Yıldırım, Türkiye'nin Uluslararası Denizcilik Örgütüne 1999'da konsey üyesi olduğunu ve o günden bu yana C kategorisinde üyeliğinin devam ettiğini hatırlatarak, "Geçen yılın aralık ayında yapılan seçimlerde Türkiye, bugüne kadar aldığı desteğin daha fazlasını alarak rekor bir oyla tekrar seçildi, 158 üye ülke, Türkiye'ye destek verdi, seçilmesine vesile oldu.
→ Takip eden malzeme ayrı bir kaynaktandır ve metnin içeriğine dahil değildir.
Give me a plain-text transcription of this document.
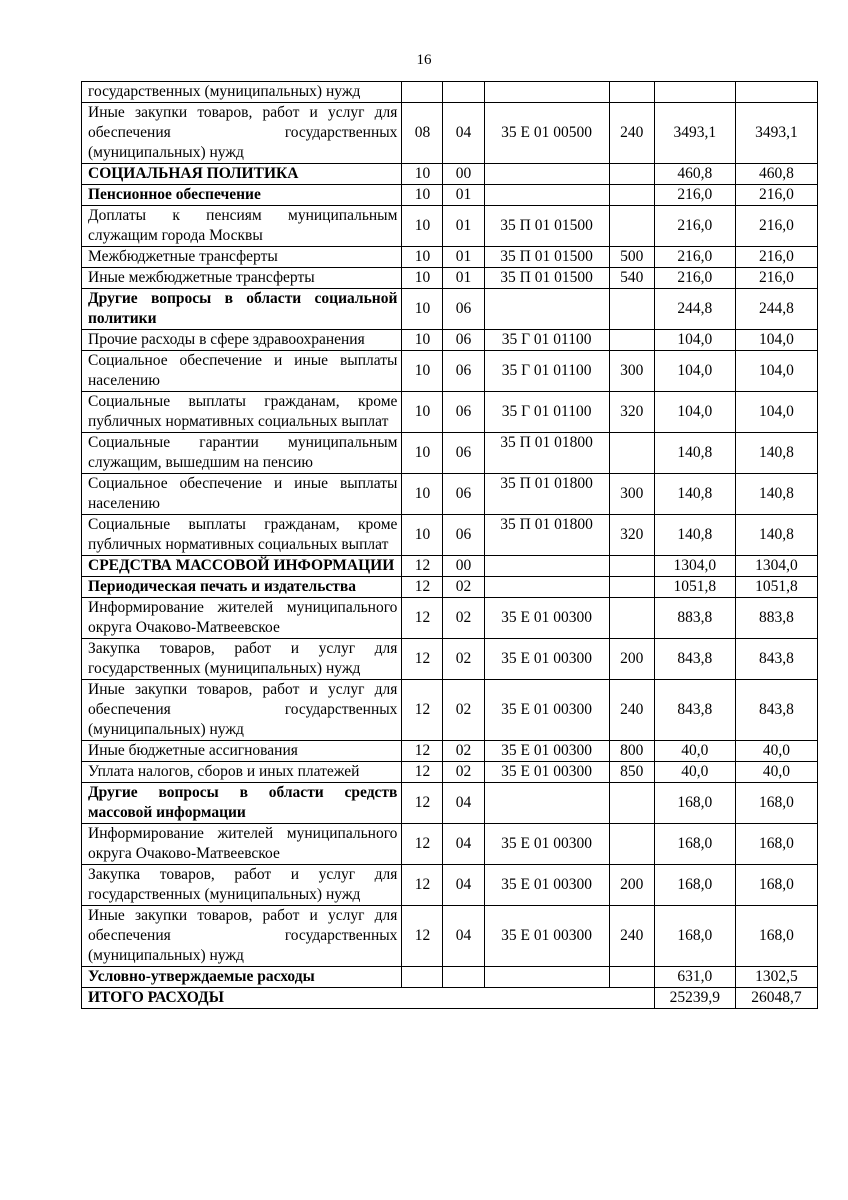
16
государственных (муниципальных) нужд						
Иные закупки товаров, работ и услуг для обеспечения государственных (муниципальных) нужд	08	04	35 Е 01 00500	240	3493,1	3493,1
СОЦИАЛЬНАЯ ПОЛИТИКА	10	00			460,8	460,8
Пенсионное обеспечение	10	01			216,0	216,0
Доплаты к пенсиям муниципальным служащим города Москвы	10	01	35 П 01 01500		216,0	216,0
Межбюджетные трансферты	10	01	35 П 01 01500	500	216,0	216,0
Иные межбюджетные трансферты	10	01	35 П 01 01500	540	216,0	216,0
Другие вопросы в области социальной политики	10	06			244,8	244,8
Прочие расходы в сфере здравоохранения	10	06	35 Г 01 01100		104,0	104,0
Социальное обеспечение и иные выплаты населению	10	06	35 Г 01 01100	300	104,0	104,0
Социальные выплаты гражданам, кроме публичных нормативных социальных выплат	10	06	35 Г 01 01100	320	104,0	104,0
Социальные гарантии муниципальным служащим, вышедшим на пенсию	10	06	35 П 01 01800		140,8	140,8
Социальное обеспечение и иные выплаты населению	10	06	35 П 01 01800	300	140,8	140,8
Социальные выплаты гражданам, кроме публичных нормативных социальных выплат	10	06	35 П 01 01800	320	140,8	140,8
СРЕДСТВА МАССОВОЙ ИНФОРМАЦИИ	12	00			1304,0	1304,0
Периодическая печать и издательства	12	02			1051,8	1051,8
Информирование жителей муниципального округа Очаково-Матвеевское	12	02	35 Е 01 00300		883,8	883,8
Закупка товаров, работ и услуг для государственных (муниципальных) нужд	12	02	35 Е 01 00300	200	843,8	843,8
Иные закупки товаров, работ и услуг для обеспечения государственных (муниципальных) нужд	12	02	35 Е 01 00300	240	843,8	843,8
Иные бюджетные ассигнования	12	02	35 Е 01 00300	800	40,0	40,0
Уплата налогов, сборов и иных платежей	12	02	35 Е 01 00300	850	40,0	40,0
Другие вопросы в области средств массовой информации	12	04			168,0	168,0
Информирование жителей муниципального округа Очаково-Матвеевское	12	04	35 Е 01 00300		168,0	168,0
Закупка товаров, работ и услуг для государственных (муниципальных) нужд	12	04	35 Е 01 00300	200	168,0	168,0
Иные закупки товаров, работ и услуг для обеспечения государственных (муниципальных) нужд	12	04	35 Е 01 00300	240	168,0	168,0
Условно-утверждаемые расходы					631,0	1302,5
ИТОГО РАСХОДЫ					25239,9	26048,7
Türkiye, güçlü tarihi mirası, coğrafi konumu, her geçen gün büyüyen deniz ticaret filosuyla IMO'ya katkı sunmaya devam edecek." diye konuştu.
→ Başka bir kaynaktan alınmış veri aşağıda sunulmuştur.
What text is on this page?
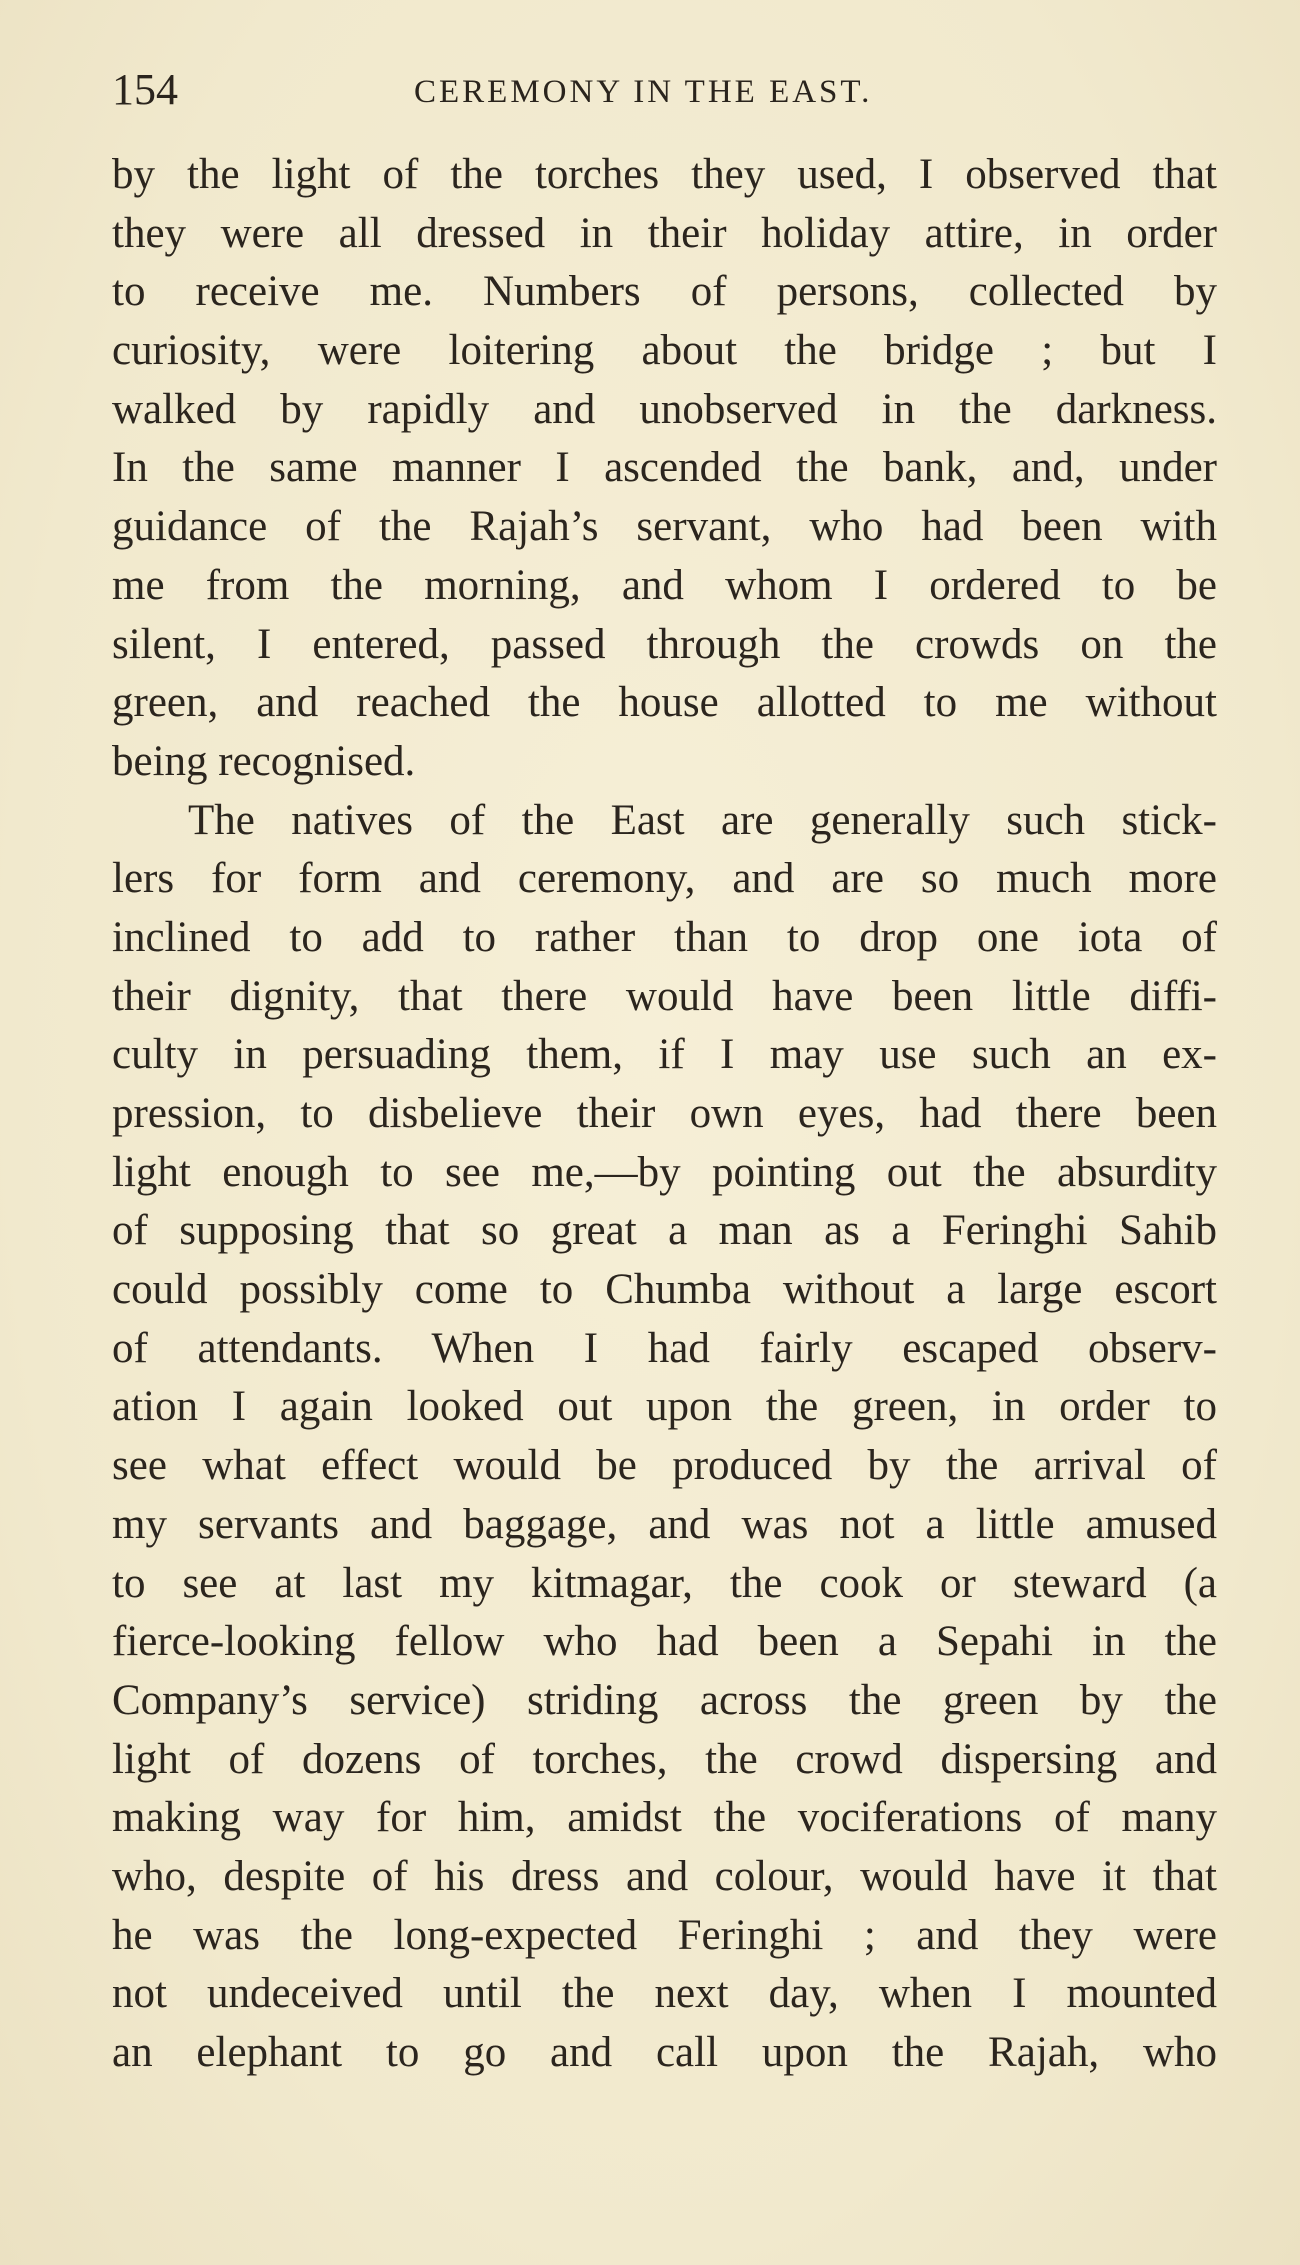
154	CEREMONY IN THE EAST.
by the light of the torches they used, I observed that
they were all dressed in their holiday attire, in order
to receive me. Numbers of persons, collected by
curiosity, were loitering about the bridge ; but I
walked by rapidly and unobserved in the darkness.
In the same manner I ascended the bank, and, under
guidance of the Rajah’s servant, who had been with
me from the morning, and whom I ordered to be
silent, I entered, passed through the crowds on the
green, and reached the house allotted to me without
being recognised.
The natives of the East are generally such stick-
lers for form and ceremony, and are so much more
inclined to add to rather than to drop one iota of
their dignity, that there would have been little diffi-
culty in persuading them, if I may use such an ex-
pression, to disbelieve their own eyes, had there been
light enough to see me,—by pointing out the absurdity
of supposing that so great a man as a Feringhi Sahib
could possibly come to Chumba without a large escort
of attendants. When I had fairly escaped observ-
ation I again looked out upon the green, in order to
see what effect would be produced by the arrival of
my servants and baggage, and was not a little amused
to see at last my kitmagar, the cook or steward (a
fierce-looking fellow who had been a Sepahi in the
Company’s service) striding across the green by the
light of dozens of torches, the crowd dispersing and
making way for him, amidst the vociferations of many
who, despite of his dress and colour, would have it that
he was the long-expected Feringhi ; and they were
not undeceived until the next day, when I mounted
an elephant to go and call upon the Rajah, who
Denizciliğin kendisi için ailesinden sonra, "gönlünü dolduran büyük bir sevda"yı ifade ettiğini aktaran Yıldırım, İTÜ Gemi İnşa ve Deniz Bilimleri Fakültesi'nde lisans, yüksek lisans eğitimi tamamladıktan sonra uzun müddet iş hayatında kaldığını ve deniz sevdasının kendisini 35 yaşından sonra Dünya Denizcilik Üniversitesine götürdüğünü anlattı.
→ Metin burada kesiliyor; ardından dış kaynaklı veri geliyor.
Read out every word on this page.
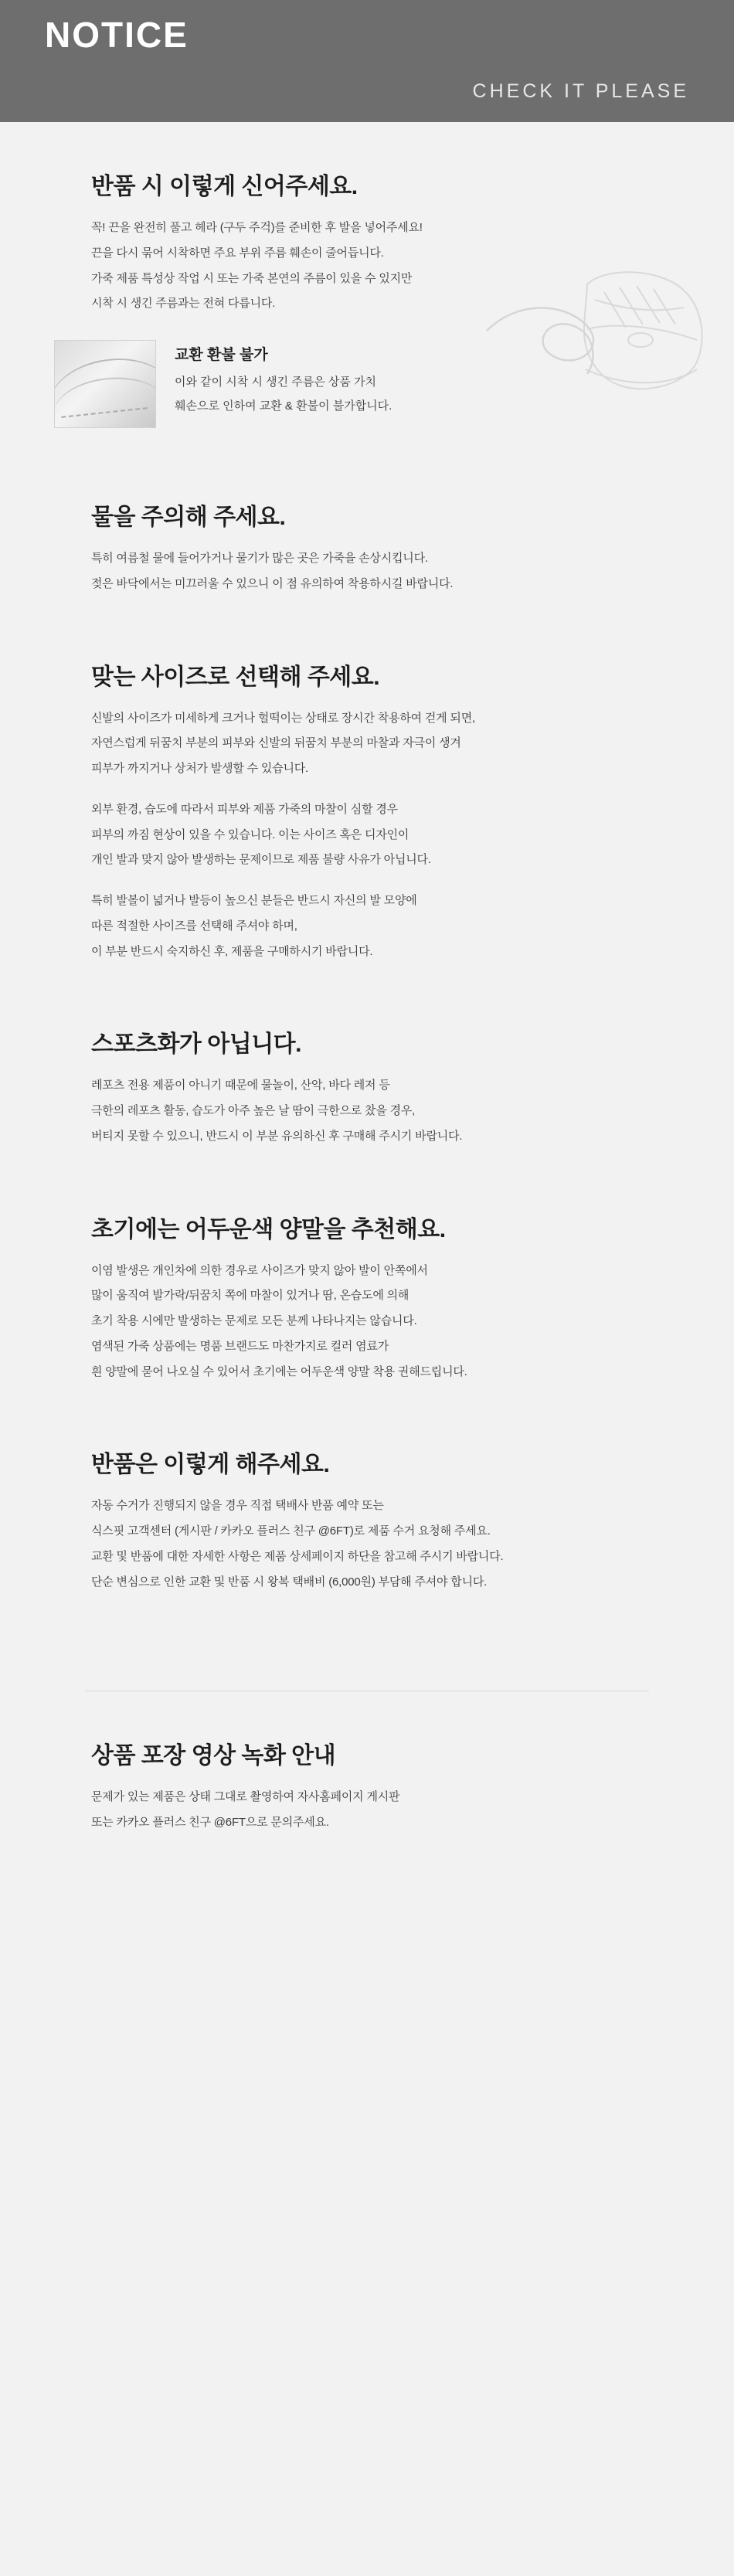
NOTICE
CHECK IT PLEASE
반품 시 이렇게 신어주세요.

꼭! 끈을 완전히 풀고 헤라 (구두 주걱)를 준비한 후 발을 넣어주세요!

끈을 다시 묶어 시착하면 주요 부위 주름 훼손이 줄어듭니다.

가죽 제품 특성상 작업 시 또는 가죽 본연의 주름이 있을 수 있지만

시착 시 생긴 주름과는 전혀 다릅니다.

교환 환불 불가
이와 같이 시착 시 생긴 주름은 상품 가치
훼손으로 인하여 교환 & 환불이 불가합니다.
물을 주의해 주세요.

특히 여름철 물에 들어가거나 물기가 많은 곳은 가죽을 손상시킵니다.

젖은 바닥에서는 미끄러울 수 있으니 이 점 유의하여 착용하시길 바랍니다.

맞는 사이즈로 선택해 주세요.

신발의 사이즈가 미세하게 크거나 헐떡이는 상태로 장시간 착용하여 걷게 되면,

자연스럽게 뒤꿈치 부분의 피부와 신발의 뒤꿈치 부분의 마찰과 자극이 생겨

피부가 까지거나 상처가 발생할 수 있습니다.

외부 환경, 습도에 따라서 피부와 제품 가죽의 마찰이 심할 경우

피부의 까짐 현상이 있을 수 있습니다. 이는 사이즈 혹은 디자인이

개인 발과 맞지 않아 발생하는 문제이므로 제품 불량 사유가 아닙니다.

특히 발볼이 넓거나 발등이 높으신 분들은 반드시 자신의 발 모양에

따른 적절한 사이즈를 선택해 주셔야 하며,

이 부분 반드시 숙지하신 후, 제품을 구매하시기 바랍니다.

스포츠화가 아닙니다.

레포츠 전용 제품이 아니기 때문에 물놀이, 산악, 바다 레저 등

극한의 레포츠 활동, 습도가 아주 높은 날 땀이 극한으로 찼을 경우,

버티지 못할 수 있으니, 반드시 이 부분 유의하신 후 구매해 주시기 바랍니다.

초기에는 어두운색 양말을 추천해요.

이염 발생은 개인차에 의한 경우로 사이즈가 맞지 않아 발이 안쪽에서

많이 움직여 발가락/뒤꿈치 쪽에 마찰이 있거나 땀, 온습도에 의해

초기 착용 시에만 발생하는 문제로 모든 분께 나타나지는 않습니다.

염색된 가죽 상품에는 명품 브랜드도 마찬가지로 컬러 염료가

흰 양말에 묻어 나오실 수 있어서 초기에는 어두운색 양말 착용 권해드립니다.

반품은 이렇게 해주세요.

자동 수거가 진행되지 않을 경우 직접 택배사 반품 예약 또는

식스핏 고객센터 (게시판 / 카카오 플러스 친구 @6FT)로 제품 수거 요청해 주세요.

교환 및 반품에 대한 자세한 사항은 제품 상세페이지 하단을 참고해 주시기 바랍니다.

단순 변심으로 인한 교환 및 반품 시 왕복 택배비 (6,000원) 부담해 주셔야 합니다.

상품 포장 영상 녹화 안내

문제가 있는 제품은 상태 그대로 촬영하여 자사홈페이지 게시판

또는 카카오 플러스 친구 @6FT으로 문의주세요.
"Salonda, Dünya Denizcilik Üniversitesinden mezun olmuş bir başbakan, bir bakan, bir de müsteşar var"
Başbakan Binali Yıldırım, Dünya Denizcilik Üniversitesinin, dünya denizciliğindeki yeri ve öneminin çok büyük olduğuna değinerek, şöyle devam etti:
"Bunun en çarpıcı örneği buradadır. Türkiye'de, şu anda bu salonda, Dünya Denizcilik Üniversitesinden mezun olmuş bir başbakan, bir bakan, bir de müsteşar var. Bu bile tek başına Dünya Denizcilik Üniversitesi'nin çeşitli ülkelerden gelen kıdemli denizcilik yöneticilerine ne kadar geniş ve büyük bir ufuk verdiğini açık bir şekilde göstermektedir. 'Dünya Denizcilik Üniversitesinden ne öğrendiniz, ne işinize yaradı?' diye sorarsanız, 100'den fazla değişik ülkeden, değişik denizci geleneğine sahip arkadaşlarla tanışma, ahbaplık kurma fırsatını buldum. Bugün bu arkadaşlarımız birçoğu ülkelerinde çok önemli göreve geldiler. Gerek ülkelerindeki denizciliğin geliştirilmesi gerekse dünya denizciliğinin daha uyumlu bir şekilde emniyet ve şehre koruma esasına dayalı olarak denizlerimizin korunması, her türlü kirlenmeye karşı muhafaza edilmesi, Dünya Denizcilik Üniversitesinin ve IMO'nun vazgeçilmez önceliklerinden biridir. Demek ki bu üniversite, bildiğiniz sıradan üniversiteler gibi bir yer değil. Buranın öğrencileri üniversite çağındaki insanlar da değil, ülkelerinde uzun süre alanlarında ciddi bir emeği, mesaisi olan ve bunu uluslararası düzeyde diğer ülkelerden gelen arkadaşlarıyla paylaşma fırsatı olan uzman arkadaşlar."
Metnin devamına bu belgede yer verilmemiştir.